East of 16th Street, the river will get by on water drained from city streets, rainwater and occasional releases from upstream.

A key concern, says park manager Taddy, is trash that reaches the river through the drains.

Park builders are trying various ways of intercepting the trash while letting water through.

The Rio Salado joins Tempe's Town Lake as river projects that grew from ideas originally developed in Jim Elmore's classes at the Arizona State University School of Architecture.

For that and his continued efforts to upgrade the river, he is known as the "father" of the Rio Salado.

He and his classes developed their plans at a time when the river was a dried-up eyesore that was home to sand and gravel mines, dumps and heavy industry — as it remains in some parts of the Valley.

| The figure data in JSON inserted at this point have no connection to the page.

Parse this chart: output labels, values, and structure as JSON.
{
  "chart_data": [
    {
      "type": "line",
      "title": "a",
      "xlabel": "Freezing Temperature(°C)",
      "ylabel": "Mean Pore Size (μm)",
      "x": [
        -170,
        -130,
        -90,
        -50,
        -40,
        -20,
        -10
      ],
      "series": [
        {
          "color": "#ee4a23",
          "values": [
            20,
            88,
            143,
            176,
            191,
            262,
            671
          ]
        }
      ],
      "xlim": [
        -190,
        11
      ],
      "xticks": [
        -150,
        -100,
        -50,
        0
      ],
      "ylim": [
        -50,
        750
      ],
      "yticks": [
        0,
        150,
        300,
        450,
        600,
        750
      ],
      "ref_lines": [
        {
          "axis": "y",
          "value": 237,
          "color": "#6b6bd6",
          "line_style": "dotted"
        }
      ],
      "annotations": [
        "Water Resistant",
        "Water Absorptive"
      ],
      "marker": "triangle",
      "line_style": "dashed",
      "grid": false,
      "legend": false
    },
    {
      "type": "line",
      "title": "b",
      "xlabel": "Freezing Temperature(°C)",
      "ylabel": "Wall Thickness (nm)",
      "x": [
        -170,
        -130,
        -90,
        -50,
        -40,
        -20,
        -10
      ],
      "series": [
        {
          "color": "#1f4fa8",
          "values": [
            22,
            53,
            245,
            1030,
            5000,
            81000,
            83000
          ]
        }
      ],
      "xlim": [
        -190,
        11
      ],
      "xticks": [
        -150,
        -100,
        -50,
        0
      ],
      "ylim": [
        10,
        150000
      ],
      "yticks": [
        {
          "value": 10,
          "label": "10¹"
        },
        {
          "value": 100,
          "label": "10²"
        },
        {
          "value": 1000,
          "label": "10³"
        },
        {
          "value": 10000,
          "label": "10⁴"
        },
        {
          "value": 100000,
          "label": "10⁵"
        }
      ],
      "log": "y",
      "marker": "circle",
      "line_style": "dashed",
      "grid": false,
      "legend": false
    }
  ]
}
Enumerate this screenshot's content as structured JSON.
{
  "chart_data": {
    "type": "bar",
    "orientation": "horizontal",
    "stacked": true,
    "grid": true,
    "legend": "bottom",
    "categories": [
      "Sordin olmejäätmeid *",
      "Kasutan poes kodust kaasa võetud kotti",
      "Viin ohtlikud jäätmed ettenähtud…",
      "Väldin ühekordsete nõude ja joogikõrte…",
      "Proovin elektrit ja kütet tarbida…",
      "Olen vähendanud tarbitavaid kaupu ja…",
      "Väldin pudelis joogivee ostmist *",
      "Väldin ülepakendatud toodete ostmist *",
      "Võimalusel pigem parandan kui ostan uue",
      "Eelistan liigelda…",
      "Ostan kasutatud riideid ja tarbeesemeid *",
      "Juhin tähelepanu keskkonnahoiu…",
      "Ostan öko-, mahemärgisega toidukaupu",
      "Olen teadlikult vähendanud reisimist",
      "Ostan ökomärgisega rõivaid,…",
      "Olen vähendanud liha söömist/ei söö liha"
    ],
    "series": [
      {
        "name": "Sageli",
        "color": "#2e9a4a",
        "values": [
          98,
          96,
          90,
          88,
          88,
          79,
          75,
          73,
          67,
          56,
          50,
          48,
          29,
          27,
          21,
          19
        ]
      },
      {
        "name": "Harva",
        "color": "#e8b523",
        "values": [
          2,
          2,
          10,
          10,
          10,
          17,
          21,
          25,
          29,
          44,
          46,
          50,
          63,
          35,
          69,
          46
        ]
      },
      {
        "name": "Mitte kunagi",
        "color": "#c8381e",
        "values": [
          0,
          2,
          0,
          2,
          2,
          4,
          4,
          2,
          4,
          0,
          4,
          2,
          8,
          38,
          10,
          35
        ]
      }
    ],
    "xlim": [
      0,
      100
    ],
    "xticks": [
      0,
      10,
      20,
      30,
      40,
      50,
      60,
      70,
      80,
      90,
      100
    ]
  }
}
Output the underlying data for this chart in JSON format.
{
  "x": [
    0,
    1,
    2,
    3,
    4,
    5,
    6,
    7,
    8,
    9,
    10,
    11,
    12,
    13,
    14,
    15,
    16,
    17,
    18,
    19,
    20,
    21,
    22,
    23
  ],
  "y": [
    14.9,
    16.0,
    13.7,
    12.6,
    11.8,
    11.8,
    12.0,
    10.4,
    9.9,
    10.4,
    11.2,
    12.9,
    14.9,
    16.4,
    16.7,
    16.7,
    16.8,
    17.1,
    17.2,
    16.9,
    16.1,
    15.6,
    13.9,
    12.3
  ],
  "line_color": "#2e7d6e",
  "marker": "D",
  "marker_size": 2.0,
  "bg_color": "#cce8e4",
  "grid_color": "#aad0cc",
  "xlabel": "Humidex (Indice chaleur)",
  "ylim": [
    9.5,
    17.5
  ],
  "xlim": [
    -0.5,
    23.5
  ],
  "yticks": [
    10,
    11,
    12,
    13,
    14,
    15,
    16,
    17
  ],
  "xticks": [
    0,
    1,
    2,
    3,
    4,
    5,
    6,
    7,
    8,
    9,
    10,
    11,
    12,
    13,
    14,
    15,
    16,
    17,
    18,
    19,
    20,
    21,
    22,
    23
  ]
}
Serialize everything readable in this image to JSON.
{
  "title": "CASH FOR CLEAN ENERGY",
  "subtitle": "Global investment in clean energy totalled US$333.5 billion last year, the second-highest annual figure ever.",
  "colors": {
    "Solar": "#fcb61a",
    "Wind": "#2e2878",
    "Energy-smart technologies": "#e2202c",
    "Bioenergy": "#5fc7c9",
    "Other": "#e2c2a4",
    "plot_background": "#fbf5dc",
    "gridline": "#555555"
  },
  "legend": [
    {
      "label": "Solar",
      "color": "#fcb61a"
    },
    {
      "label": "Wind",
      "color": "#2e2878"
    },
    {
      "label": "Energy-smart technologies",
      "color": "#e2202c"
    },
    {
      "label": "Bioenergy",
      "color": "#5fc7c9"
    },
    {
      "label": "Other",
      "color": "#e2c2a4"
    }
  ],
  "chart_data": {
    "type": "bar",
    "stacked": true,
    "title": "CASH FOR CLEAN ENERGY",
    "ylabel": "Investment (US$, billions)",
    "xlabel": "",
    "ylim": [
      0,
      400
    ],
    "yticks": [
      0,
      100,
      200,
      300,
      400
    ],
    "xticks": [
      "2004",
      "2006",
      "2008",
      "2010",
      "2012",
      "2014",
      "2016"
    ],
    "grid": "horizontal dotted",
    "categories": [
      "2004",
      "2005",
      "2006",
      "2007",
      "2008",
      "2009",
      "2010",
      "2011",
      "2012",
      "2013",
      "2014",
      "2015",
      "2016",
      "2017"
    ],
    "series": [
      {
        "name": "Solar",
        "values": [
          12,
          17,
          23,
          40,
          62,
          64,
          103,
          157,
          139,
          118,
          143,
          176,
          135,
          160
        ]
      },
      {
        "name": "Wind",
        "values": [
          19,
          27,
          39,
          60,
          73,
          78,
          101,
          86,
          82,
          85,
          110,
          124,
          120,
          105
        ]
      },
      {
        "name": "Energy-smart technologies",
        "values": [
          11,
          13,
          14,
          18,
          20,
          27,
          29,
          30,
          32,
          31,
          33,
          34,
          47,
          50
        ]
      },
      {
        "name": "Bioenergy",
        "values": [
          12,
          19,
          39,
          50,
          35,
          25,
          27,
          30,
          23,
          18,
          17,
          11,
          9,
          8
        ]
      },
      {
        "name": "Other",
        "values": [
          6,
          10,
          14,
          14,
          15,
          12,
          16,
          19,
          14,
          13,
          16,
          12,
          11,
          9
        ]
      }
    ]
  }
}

A proposal that envisioned 28 miles of lakes, whitewater rapids, campgrounds, even islands, was expected to cost more than $2.5 billion, and voters rejected the plan by a 2-1 margin in 1987.

Tempe was the first community to respond to the defeat, proceeding on its own to develop Town Lake.

In Phoenix, the city, people like Elmore and organizations like Valley Forward, which promotes environmental awareness, kept the project alive.

Besides the river itself, the city has created a plan to redevelop the area along the river, between the freeways on the north and Broadway Road on the south. City officials hope the Beyond the Banks Area Plan will result in additional housing, parks and businesses.

"All of that potential is a great thing for the surrounding neighborhoods," said Craig Echeveste, assistant to Phoenix City Councilman Doug Lingner, whose district covers the lower portion of the project. "New projects along the river will have lower intensity, replacing industries and sand and gravel operators, better aesthetics and more jobs, too. We plan to be taking away the more damaging uses and replacing them with nicer ones."

George Young, a member of the South Mountain Village Planning Committee and chairman of the Rio Salado Community Advisory Committee, said the river will be a "great asset to the neighborhood."

The next steps, he says, involve redeveloping Central Avenue both north and south of the river, to connect the project to downtown Phoenix and South Mountain Park.

"Once people get to the river, they are going to love us," he said.